Again, the canon was never formally put together for some time. They people of the New Testament had the laws and the works of the Old Testament for some time before the New Testament was put together; which was the Septuagint. This book was used by the majority of the Jewish people throughout the first century. But the New Testament is different. There have been many books that have been excluded from today's canon that were in the canon throughout history and until recent ages have been changed. Some of these books include Shepherd of Hermas, Epistle of Barnabas, 1 and 2 Clement and others. Why these books are no longer in the canon is God's judgment. Personally I believe that the given word of God is what God wants us to hear and God wants us to hide in our hearts. These books until recent days have been included in the canon. The reason they may have been taken out is that they no longer applied to the current church, was outdated material, or evidence has been found on the inaccuracy of the book.

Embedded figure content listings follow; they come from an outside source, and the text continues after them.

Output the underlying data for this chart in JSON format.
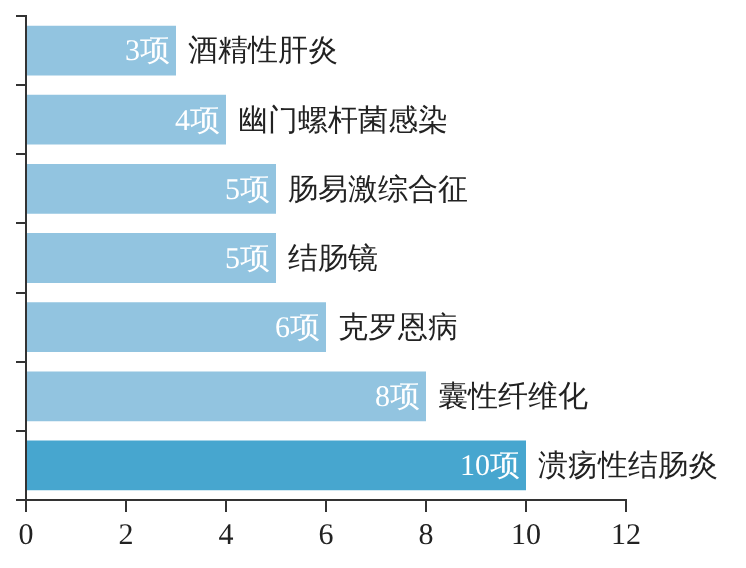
{
  "chart_data": {
    "type": "bar",
    "orientation": "horizontal",
    "categories": [
      "酒精性肝炎",
      "幽门螺杆菌感染",
      "肠易激综合征",
      "结肠镜",
      "克罗恩病",
      "囊性纤维化",
      "溃疡性结肠炎"
    ],
    "values": [
      3,
      4,
      5,
      5,
      6,
      8,
      10
    ],
    "value_labels": [
      "3项",
      "4项",
      "5项",
      "5项",
      "6项",
      "8项",
      "10项"
    ],
    "colors": [
      "#92c4e0",
      "#92c4e0",
      "#92c4e0",
      "#92c4e0",
      "#92c4e0",
      "#92c4e0",
      "#47a6cf"
    ],
    "xlim": [
      0,
      12
    ],
    "xticks": [
      0,
      2,
      4,
      6,
      8,
      10,
      12
    ],
    "grid": false,
    "legend": false
  }
}
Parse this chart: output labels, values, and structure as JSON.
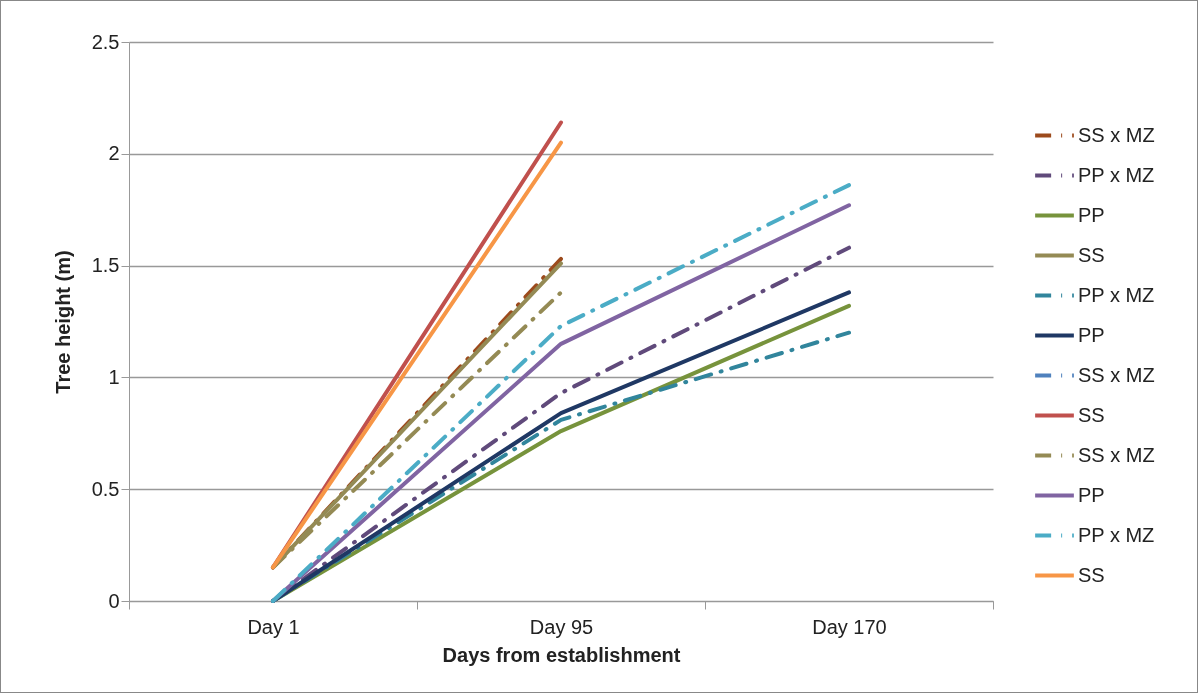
{
  "chart_data": {
    "type": "line",
    "xlabel": "Days from establishment",
    "ylabel": "Tree height (m)",
    "categories": [
      "Day 1",
      "Day 95",
      "Day 170"
    ],
    "ylim": [
      0,
      2.5
    ],
    "yticks": [
      0,
      0.5,
      1,
      1.5,
      2,
      2.5
    ],
    "grid": "y",
    "legend": "right",
    "marker": "none",
    "series": [
      {
        "name": "SS x MZ",
        "color": "#9c4a1c",
        "line_style": "dashed",
        "values": [
          0.15,
          1.53,
          null
        ]
      },
      {
        "name": "PP x MZ",
        "color": "#604a7b",
        "line_style": "dashed",
        "values": [
          0,
          0.93,
          1.58
        ]
      },
      {
        "name": "PP",
        "color": "#77933c",
        "line_style": "solid",
        "values": [
          0,
          0.76,
          1.32
        ]
      },
      {
        "name": "SS",
        "color": "#948a54",
        "line_style": "solid",
        "values": [
          0.15,
          1.51,
          null
        ]
      },
      {
        "name": "PP x MZ",
        "color": "#31859c",
        "line_style": "dashed",
        "values": [
          0,
          0.81,
          1.2
        ]
      },
      {
        "name": "PP",
        "color": "#1f3864",
        "line_style": "solid",
        "values": [
          0,
          0.84,
          1.38
        ]
      },
      {
        "name": "SS x MZ",
        "color": "#4f81bd",
        "line_style": "dashed",
        "values": [
          null,
          null,
          null
        ]
      },
      {
        "name": "SS",
        "color": "#c0504d",
        "line_style": "solid",
        "values": [
          0.15,
          2.14,
          null
        ]
      },
      {
        "name": "SS x MZ",
        "color": "#948a54",
        "line_style": "dashed",
        "values": [
          0.15,
          1.38,
          null
        ]
      },
      {
        "name": "PP",
        "color": "#8064a2",
        "line_style": "solid",
        "values": [
          0,
          1.15,
          1.77
        ]
      },
      {
        "name": "PP x MZ",
        "color": "#4bacc6",
        "line_style": "dashed",
        "values": [
          0,
          1.23,
          1.86
        ]
      },
      {
        "name": "SS",
        "color": "#f79646",
        "line_style": "solid",
        "values": [
          0.15,
          2.05,
          null
        ]
      }
    ]
  }
}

Many books such as the Gospel of Thomas and Gospel of Judas have not been included in the Bible because they were found to be written in later dates, and did not match the criteria listed above. Also, it has been said that a lot of writing that has come out has been found to be written by someone other than the supposed author of the book, so that someone can make money off of the Christian religion.

The last thing that I wanted to point out was the Council of Laodecia. This council of bishops and religious people of authority came together in about 364 A.D. This council was put together to, among other things, put together the structure of the canon. The books that they thought were divinely given by the Lord for the people to read were discussed and voted on by the attendees. In this time there were many books that were given that are not current in today's Bible, but there is one that we have now that was not originally in the canon, and that is the book of Revelation. This council has been debated among theologians as to the accuracy of their gatherings and how exactly affairs were handled.

The one thing that I always come back to when reading my Bible is what is building my relationship with the Lord. Is what I am reading helping my relationship with the Lord or is it hurting my relationship with the Lord? I am not concerned with motives of people from 2000 years ago, or what happened at certain council meetings. I have read the Book of Thomas and the Book of Judas, as well as many others, and found that they did not fulfill any further relationship with my Lord and Savior. It was not the plan for the Lord for me to read these books. I do know that my Bible today is my most treasured possession, because it is my map to God's mind, it is my love note from my Father. I learn how to be a better man, a better father and a better Christian from reading our current books of the Bible. Whether there are other books out there, probably, but what does the Lord have for me to read today? This is my main concern.

Ferris, George Hooper. The Formation of the New Testament. (Philadelphia: Griffith & Rowland Press). 1917. 17.

Keathley, J. Hampton. The Bible: The Holy Canon of Scripture. Copyright 1995-2013. Last accessed April 8, 2013.

Thiessen, Henry Clarence. The Canon of the New Testament. Wm. B. Eerdmans Publishing Company. (Grand Rapids, 1971).